You may have already missed an inning or two, but, at the very least, there’s more ballgame to be had at a price that’s pretty compelling. Like a scalper who becomes more willing to part with his tickets at drastically lower prices after the game is a few minutes or even a full inning in, I do think Mr. Market might be discounting the premier AI names a bit too much right now.
What if it is still early days in the AI boom?
Of course, I could be wrong, and AI might be nothing more than a bubble that’s already bursting. At the same time, though, the disruptive response from new AI tools (Claude Code) and AI-driven mass layoffs Block (NYSE:XYZ) seem to suggest otherwise. Perhaps the biggest risk is what happens if AI isn’t a bubble, but a transformative technology that’s advancing on the fast curve.
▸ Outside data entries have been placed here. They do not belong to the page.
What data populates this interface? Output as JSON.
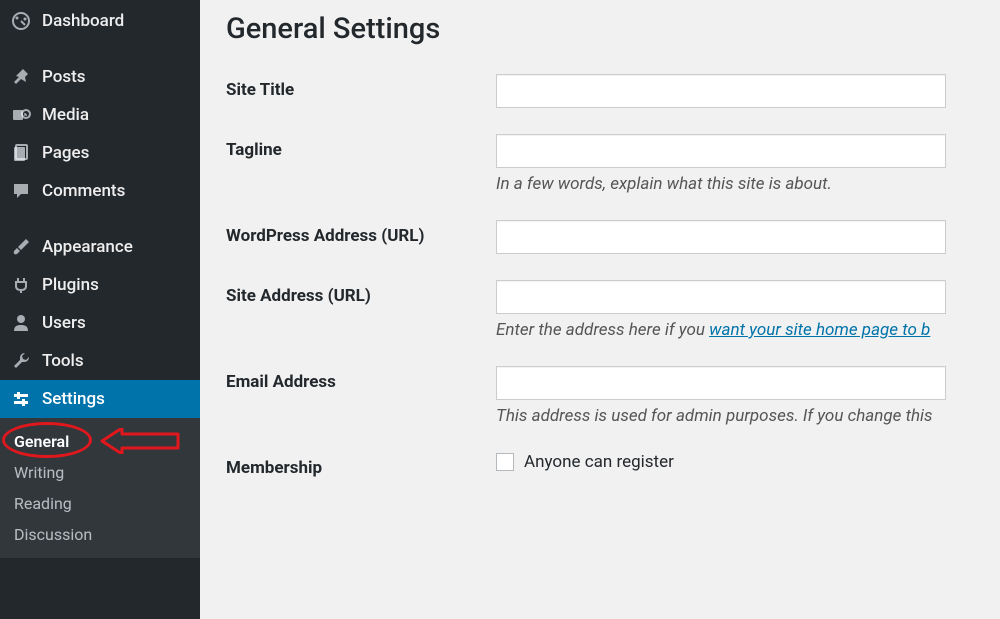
{
  "sidebar": {
    "items": [
      {
        "label": "Dashboard",
        "icon": "dashboard-icon"
      },
      {
        "label": "Posts",
        "icon": "pin-icon"
      },
      {
        "label": "Media",
        "icon": "media-icon"
      },
      {
        "label": "Pages",
        "icon": "pages-icon"
      },
      {
        "label": "Comments",
        "icon": "comments-icon"
      },
      {
        "label": "Appearance",
        "icon": "brush-icon"
      },
      {
        "label": "Plugins",
        "icon": "plug-icon"
      },
      {
        "label": "Users",
        "icon": "users-icon"
      },
      {
        "label": "Tools",
        "icon": "wrench-icon"
      },
      {
        "label": "Settings",
        "icon": "settings-icon"
      }
    ],
    "submenu": {
      "items": [
        {
          "label": "General"
        },
        {
          "label": "Writing"
        },
        {
          "label": "Reading"
        },
        {
          "label": "Discussion"
        }
      ]
    }
  },
  "page": {
    "title": "General Settings"
  },
  "form": {
    "site_title": {
      "label": "Site Title",
      "value": ""
    },
    "tagline": {
      "label": "Tagline",
      "value": "",
      "description": "In a few words, explain what this site is about."
    },
    "wp_url": {
      "label": "WordPress Address (URL)",
      "value": ""
    },
    "site_url": {
      "label": "Site Address (URL)",
      "value": "",
      "description_prefix": "Enter the address here if you ",
      "description_link": "want your site home page to b"
    },
    "email": {
      "label": "Email Address",
      "value": "",
      "description": "This address is used for admin purposes. If you change this"
    },
    "membership": {
      "label": "Membership",
      "checkbox_label": "Anyone can register"
    }
  }
}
Indeed, a 40% staff reduction is a bit of a jaw-dropper. And when you look at the stock price reaction (spoiler alert: it was overwhelmingly positive, as shares popped in the ballpark of 30%), perhaps there is reason for CEOs to remark on AI as a reason for cuts, rather than beating around the bush to avoid frowns from just about everybody other than shareholders.
As the AI revolution evolves, there are bound to be some past winners that begin to cool off and retreat (perhaps Nvidia (NASDAQ:NVDA)) while new winners rise up. As model training shifts gears to inference, as firms leverage the power of agentic AI and robotics to augment or replace, there are some other batters that might have a chance to land a grand slam as Nvidia has. Of course, Nvidia has seemingly already recognized and reacted to the shift towards inference with its Groq deal at the very end of 2025.
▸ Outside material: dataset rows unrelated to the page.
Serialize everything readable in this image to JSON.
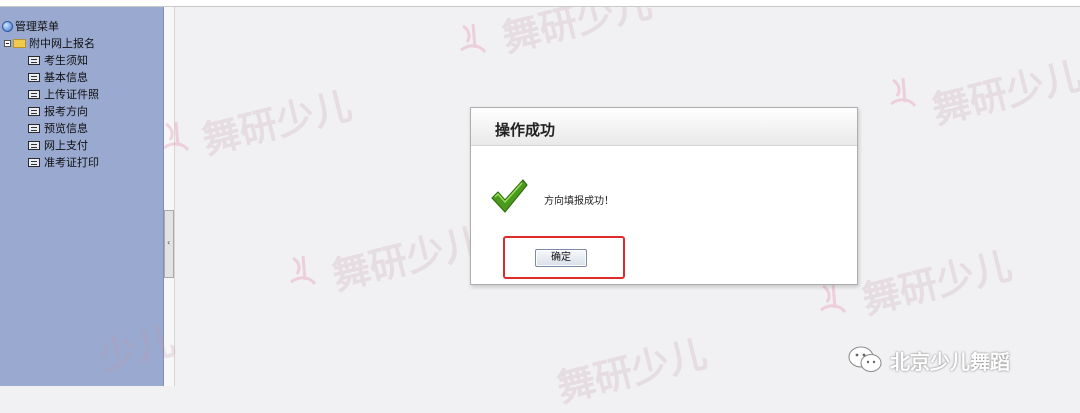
{
  "sidebar": {
    "root_label": "管理菜单",
    "folder_label": "附中网上报名",
    "items": [
      {
        "label": "考生须知"
      },
      {
        "label": "基本信息"
      },
      {
        "label": "上传证件照"
      },
      {
        "label": "报考方向"
      },
      {
        "label": "预览信息"
      },
      {
        "label": "网上支付"
      },
      {
        "label": "准考证打印"
      }
    ]
  },
  "splitter": {
    "arrow": "‹"
  },
  "dialog": {
    "title": "操作成功",
    "message": "方向填报成功！",
    "ok_label": "确定"
  },
  "watermark": {
    "text": "舞研少儿",
    "partial_text": "少儿"
  },
  "brand": {
    "name": "北京少儿舞蹈"
  },
  "colors": {
    "sidebar_bg": "#9aa9cf",
    "highlight": "#e02b2b",
    "check_green": "#4a9a1e"
  }
}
Jensen Huang might be giving Nvidia another shot at bat
While Nvidia stock itself has taken a seat, some of the brilliant moves made by Jensen Huang might give the GPU titan another shot at bat. Whether we’re talking about the pair of bets in Lumentum (NASDAQ:LITE) and Coherent (NASDAQ:COHR) to bet on the next generation in AI infrastructure, or rumors swirling around a new, specialized chip meant for high-speed inference, which could be unveiled at GTC 2026, Nvidia might already be where the puck is moving next in the AI boom.
Add physical AI models and the profoundly efficient versatility of Vera Rubin into the equation, and I’d be quite surprised if shares of Nvidia were to stay sideways for the entirety of 2026. Though exceptional quarters aren’t enough anymore, I do think that new innovations will, in due time, reignite enthusiasm again. What will be the OpenClaw of physical AI?
Time will tell. But when it comes, Nvidia might finally be ready to flex its muscles in robotics. And that alone makes the name worth standing by as inference, efficiency, and world models become the bigger needle movers in AI.
In short, Nvidia gained the early lead in AI when training dominated. With several smart deals and the release of less-covered platforms (including those catering to agentic and physical AI), it looks like the lead is for Nvidia’s to keep as it shifts gears to what’s next.